How far away is that flock of doves that Canadians have long been waiting for? Let’s dig through the economic data driving the Bank of Canada’s decision-making and see.

Inflation: In terms of the critical indicators, this, as always, is the bank’s legally mandated obsession. Yes, inflation has come down from 3.8 per cent to 3.1 per cent since the October rate decision, but that’s still too high for the bank, which has never wavered from its long-standing inflation target of 2 per cent. Bank of Canada Governor Tiff Macklem has said that the bank doesn’t need inflation to get all the way down to the target before it starts considering rate cuts, but 3.1 per cent is probably still too high to initiate that conversation in public.

Supply-demand balance: This is at the core of the bank’s assessment of whether inflation pressures are growing or dissipating – and, thus, central to gauging inflation’s future direction. In October, the bank estimated that the “output gap” – the difference between supply and demand in the economy – was “between -0.75 per cent and 0.25 per cent” as of the third quarter. Those figures mean that the gap is somewhere between a mild excess demand (which is inflationary), and a tiny bit of excess supply (disinflationary).
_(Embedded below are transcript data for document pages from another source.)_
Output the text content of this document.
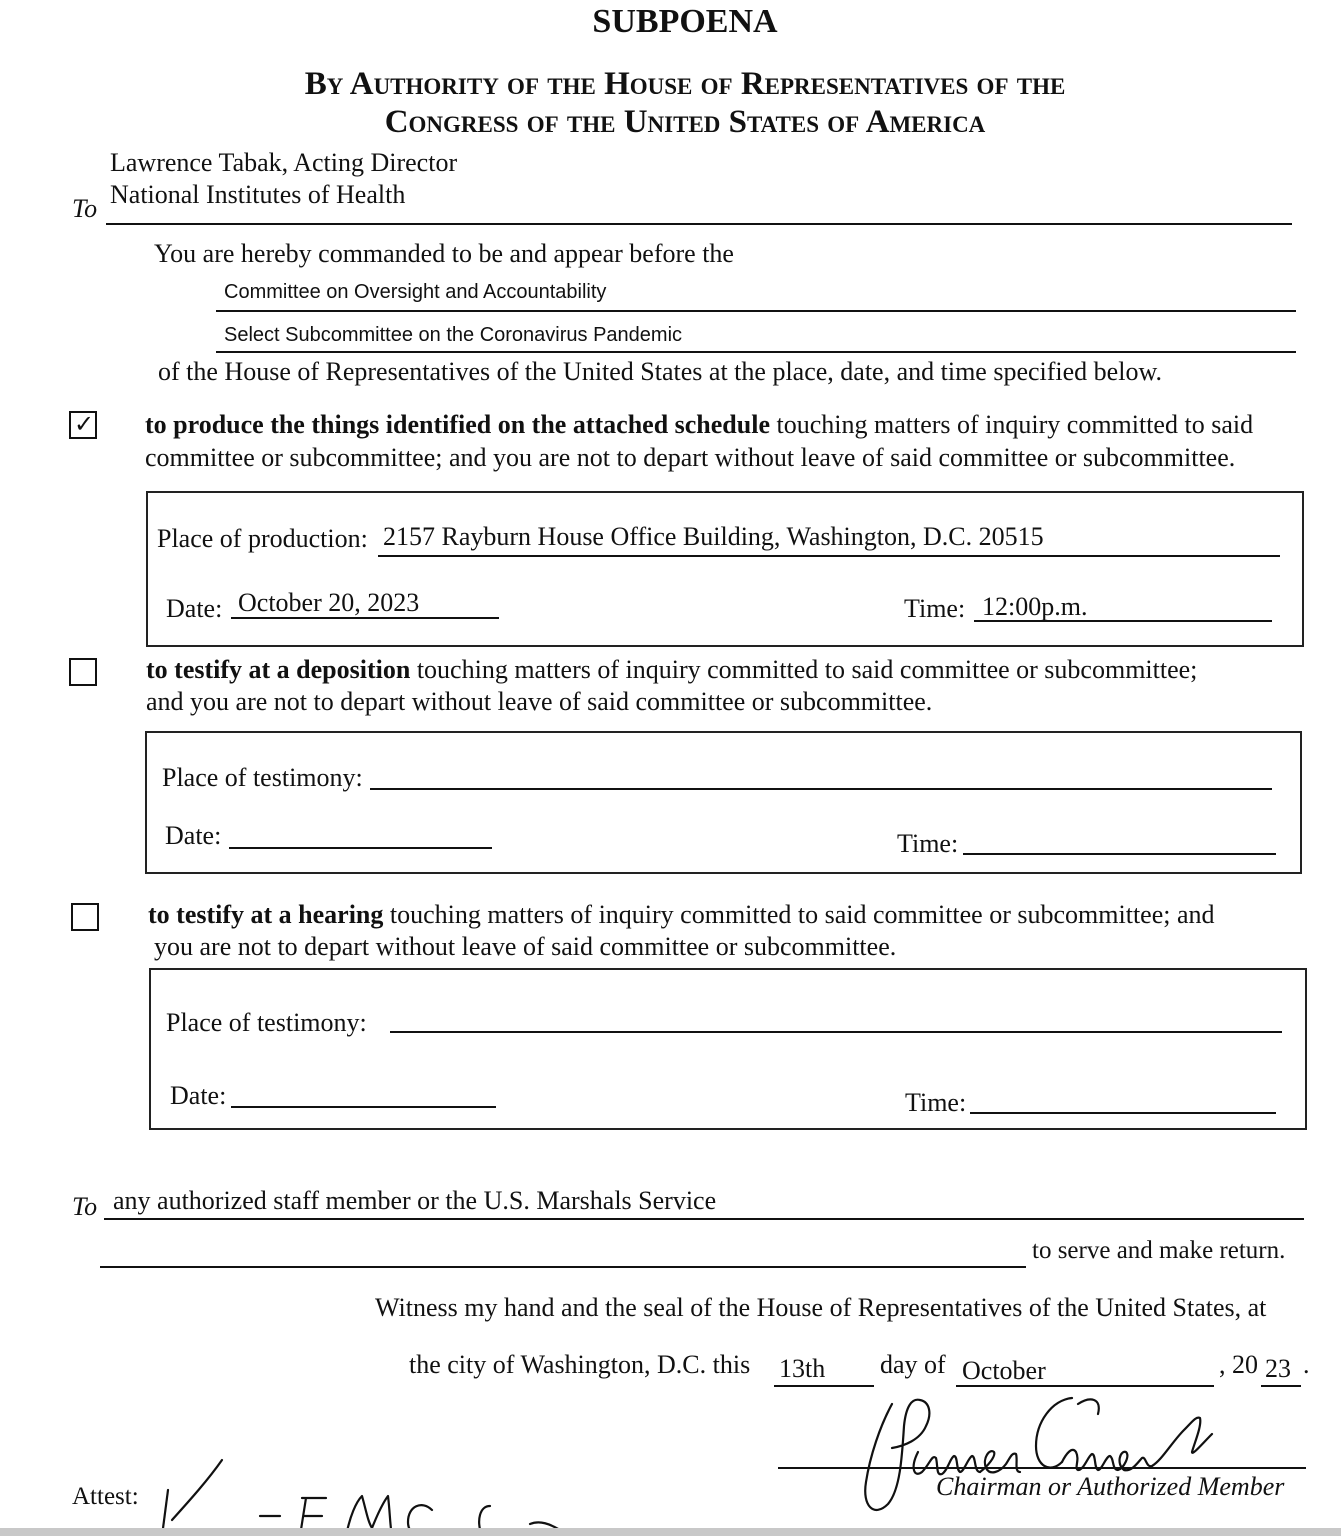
SUBPOENA
By Authority of the House of Representatives of the
Congress of the United States of America
Lawrence Tabak, Acting Director
National Institutes of Health
To
You are hereby commanded to be and appear before the
Committee on Oversight and Accountability
Select Subcommittee on the Coronavirus Pandemic
of the House of Representatives of the United States at the place, date, and time specified below.
✓ to produce the things identified on the attached schedule touching matters of inquiry committed to said
committee or subcommittee; and you are not to depart without leave of said committee or subcommittee.
Place of production: 2157 Rayburn House Office Building, Washington, D.C. 20515
Date: October 20, 2023	Time: 12:00p.m.
to testify at a deposition touching matters of inquiry committed to said committee or subcommittee;
and you are not to depart without leave of said committee or subcommittee.
Place of testimony:
Date:	Time:
to testify at a hearing touching matters of inquiry committed to said committee or subcommittee; and
you are not to depart without leave of said committee or subcommittee.
Place of testimony:
Date:	Time:
To any authorized staff member or the U.S. Marshals Service
to serve and make return.
Witness my hand and the seal of the House of Representatives of the United States, at
the city of Washington, D.C. this 13th day of October	, 20 23 .
Chairman or Authorized Member
Attest:
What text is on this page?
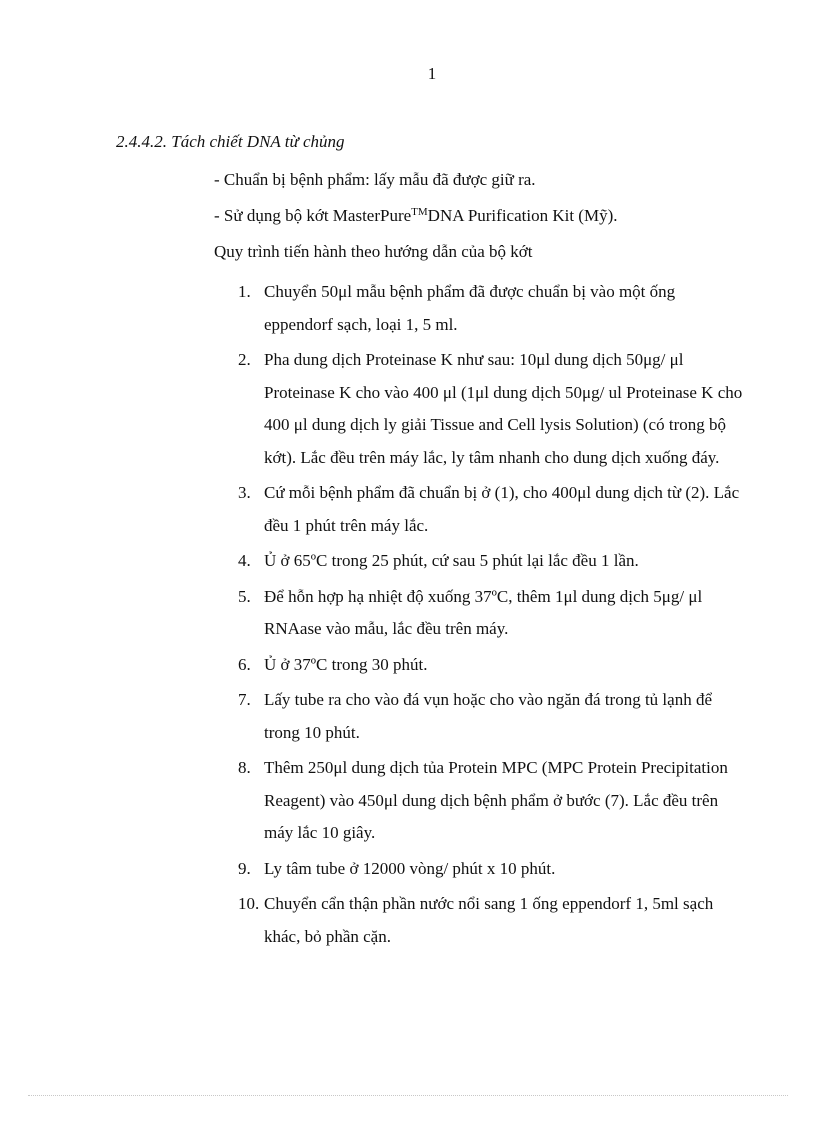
1
2.4.4.2. Tách chiết DNA từ chủng
- Chuẩn bị bệnh phẩm: lấy mẫu đã được giữ ra.
- Sử dụng bộ kớt MasterPure™DNA Purification Kit (Mỹ).
Quy trình tiến hành theo hướng dẫn của bộ kớt
1. Chuyển 50μl mẫu bệnh phẩm đã được chuẩn bị vào một ống eppendorf sạch, loại 1, 5 ml.
2. Pha dung dịch Proteinase K như sau: 10μl dung dịch 50μg/ μl Proteinase K cho vào 400 μl (1μl dung dịch 50μg/ ul Proteinase K cho 400 μl dung dịch ly giải Tissue and Cell lysis Solution) (có trong bộ kớt). Lắc đều trên máy lắc, ly tâm nhanh cho dung dịch xuống đáy.
3. Cứ mỗi bệnh phẩm đã chuẩn bị ở (1), cho 400μl dung dịch từ (2). Lắc đều 1 phút trên máy lắc.
4. Ủ ở 65ºC trong 25 phút, cứ sau 5 phút lại lắc đều 1 lần.
5. Để hỗn hợp hạ nhiệt độ xuống 37ºC, thêm 1μl dung dịch 5μg/ μl RNAase vào mẫu, lắc đều trên máy.
6. Ủ ở 37ºC trong 30 phút.
7. Lấy tube ra cho vào đá vụn hoặc cho vào ngăn đá trong tủ lạnh để trong 10 phút.
8. Thêm 250μl dung dịch tủa Protein MPC (MPC Protein Precipitation Reagent) vào 450μl dung dịch bệnh phẩm ở bước (7). Lắc đều trên máy lắc 10 giây.
9. Ly tâm tube ở 12000 vòng/ phút x 10 phút.
10. Chuyển cẩn thận phần nước nổi sang 1 ống eppendorf 1, 5ml sạch khác, bỏ phần cặn.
Since then, continued weak economic indicators – including two big ones last week, the contraction in third-quarter gross domestic product and the slight rise in November unemployment – suggest that the gap has probably moved more toward excess supply. Various signals of weak consumer demand have underlined that view. Nevertheless, we’re still likely only in mild oversupply at this stage.

The central bank has also specified a group of less high-profile economic gauges that it is tracking closely to assess whether nagging inflation pressures are breaking.

Core inflation: The central bank’s two favoured measures of core inflation – the underlying price pressures across the broad economy, after filtering out short-term noise – averaged 3.55 per cent in October, down from 3.75 per cent in September and 4 per cent in August. The trend is finally in the right direction, after core readings moved stubbornly sideways throughout the summer. Right direction, yes, but the level is still much too high.

Wage inflation: Despite the tepid job gains and higher unemployment rate in November, average year-over-year wage growth remained 4.8 per cent, unchanged from October. The Bank of Canada has said repeatedly that wage inflation in the 4-to-5-per-cent range – which has persisted all year – is “not consistent with achieving the 2-per-cent inflation target,” unless it is accompanied by similarly strong growth in productivity. That’s not happening; in fact, labour productivity has declined for five straight quarters.

Inflation expectations: The Bank of Canada’s most recent quarterly consumer survey showed that consumers’ inflation expectations for the next year are still far above historical norms, though they did inch down in the third quarter. However, that survey was released prior to the October rate decision; the bank has no new data to go on for Wednesday’s decision.

Corporate pricing behaviour: Again, the bank is working with old data, as its quarterly business outlook survey came out at the same time as the consumer survey. At that time (based on data collected in August and early September), companies continued to report larger and more frequent price changes than normal – over the past 12 months and in their expectations for the next 12 months. In the absence of new data, the bank will have to see this as a significant remaining obstacle to price stability.

There remain too many inconsistencies and holes in the data for a truly dovish bias to take wing. The conditions that the bank itself has laid out for eventual rate cuts have not been met yet.

Still, perhaps the bank has seen enough to remove that explicit hawkish position from its rate announcement. If “prepared to raise the policy rate further if needed” were to disappear from the statement, that would be major progress. And, realistically, about as much as we can hope, for now.